The study evaluates how residents are faring across 67 outcome measures in five issue areas — financial assets and income; businesses and jobs; housing and home ownership; health care; and education.
The authors wrote that although Nevada’s overall outcome ranking improved slightly from 50th last year to 48th this year, the state fared poorly in all five issue areas. The state receives an “F” in the businesses and jobs measure, a reflection of low marks for small-business ownership, private loans to small business, unemployment and retirement plan participation. Nevada was also ranked 51st in underemployment.
Nevada receives a “D” in the other four issue areas, the study noted. The state ranks 38th for financial assets and income, driven primarily by poor outcomes related to access to the financial mainstream described above. Also, high rates of uninsured residents are responsible for the state’s 43rd-place ranking in health care, and low home ownership rates and high foreclosure rates contributed to the state’s rank of 46th in housing and home ownership.

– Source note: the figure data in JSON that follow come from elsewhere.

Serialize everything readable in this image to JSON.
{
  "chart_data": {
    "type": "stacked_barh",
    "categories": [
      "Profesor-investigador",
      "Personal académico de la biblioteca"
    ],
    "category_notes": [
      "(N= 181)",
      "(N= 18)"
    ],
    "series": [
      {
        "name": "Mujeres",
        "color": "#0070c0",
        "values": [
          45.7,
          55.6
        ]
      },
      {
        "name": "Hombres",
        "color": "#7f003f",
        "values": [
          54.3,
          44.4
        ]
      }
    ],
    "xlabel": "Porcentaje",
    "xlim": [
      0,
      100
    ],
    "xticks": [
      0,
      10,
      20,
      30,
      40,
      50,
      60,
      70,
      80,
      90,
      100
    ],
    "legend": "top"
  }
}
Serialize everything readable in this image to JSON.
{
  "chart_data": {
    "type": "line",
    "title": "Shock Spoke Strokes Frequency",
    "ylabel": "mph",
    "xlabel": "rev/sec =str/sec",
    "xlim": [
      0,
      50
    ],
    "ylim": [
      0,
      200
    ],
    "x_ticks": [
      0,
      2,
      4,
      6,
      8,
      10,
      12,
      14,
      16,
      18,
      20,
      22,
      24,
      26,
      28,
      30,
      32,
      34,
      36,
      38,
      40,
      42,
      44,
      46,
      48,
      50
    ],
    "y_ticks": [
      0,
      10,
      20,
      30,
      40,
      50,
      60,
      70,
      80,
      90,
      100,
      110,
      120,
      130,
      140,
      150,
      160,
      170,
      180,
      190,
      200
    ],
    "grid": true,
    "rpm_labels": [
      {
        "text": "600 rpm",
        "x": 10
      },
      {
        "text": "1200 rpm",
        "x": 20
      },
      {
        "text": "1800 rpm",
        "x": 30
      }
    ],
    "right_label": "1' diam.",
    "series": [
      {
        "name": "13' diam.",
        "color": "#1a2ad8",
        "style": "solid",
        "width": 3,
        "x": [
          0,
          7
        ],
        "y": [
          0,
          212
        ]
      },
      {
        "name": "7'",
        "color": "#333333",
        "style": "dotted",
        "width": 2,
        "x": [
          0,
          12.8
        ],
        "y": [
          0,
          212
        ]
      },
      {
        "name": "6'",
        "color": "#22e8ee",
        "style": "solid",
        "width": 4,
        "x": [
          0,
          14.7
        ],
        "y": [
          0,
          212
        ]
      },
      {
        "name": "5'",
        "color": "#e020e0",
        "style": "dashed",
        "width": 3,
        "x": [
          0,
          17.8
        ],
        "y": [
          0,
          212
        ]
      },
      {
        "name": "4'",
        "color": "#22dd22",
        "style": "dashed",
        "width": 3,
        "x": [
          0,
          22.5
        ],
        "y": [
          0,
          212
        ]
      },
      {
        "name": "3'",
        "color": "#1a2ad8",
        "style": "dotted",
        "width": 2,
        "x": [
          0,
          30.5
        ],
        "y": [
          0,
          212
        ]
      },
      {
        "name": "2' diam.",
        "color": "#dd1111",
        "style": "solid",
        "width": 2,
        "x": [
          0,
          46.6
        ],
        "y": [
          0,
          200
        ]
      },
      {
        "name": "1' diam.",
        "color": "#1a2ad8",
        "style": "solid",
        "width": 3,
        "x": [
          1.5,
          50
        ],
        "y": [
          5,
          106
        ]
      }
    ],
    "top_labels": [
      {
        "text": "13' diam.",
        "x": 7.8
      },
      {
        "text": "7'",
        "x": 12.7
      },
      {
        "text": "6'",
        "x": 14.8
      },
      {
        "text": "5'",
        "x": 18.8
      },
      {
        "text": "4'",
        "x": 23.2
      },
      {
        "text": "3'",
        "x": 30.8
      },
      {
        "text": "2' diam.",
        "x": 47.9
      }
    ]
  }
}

Poor education outcomes across the board, including low participation in early-childhood education and low high school graduation rates and college degree attainment, put Nevada in 45th place in education.
“The statistics identified by the Scorecard demonstrate the incredible opportunity Nevada has to improve its policies, which, in turn, can make a dramatic difference in the financial lives of Nevadans,” said Michele Johnson, president of the nonprofit Financial Guidance Center, the lead organization for the Nevada Asset Building Coalition, said in the statement.
The Scorecard also evaluates 68 different policy measures. Nevada ranks 38th overall in terms of policies, underscoring the link between inadequate policies and ongoing challenges confronting the state’s low- and moderate-income families. Nevada ranked near the bottom (49th) in the financial assets and income issue area.
The Silver State, however, performed better in housing and homeownership (24th) and businesses and jobs (17th).
One bright spot was health care policies. Nevada ranked sixth there, the study said, in part because of Medicaid expansion and policies that limit hospital charges, billing and collections.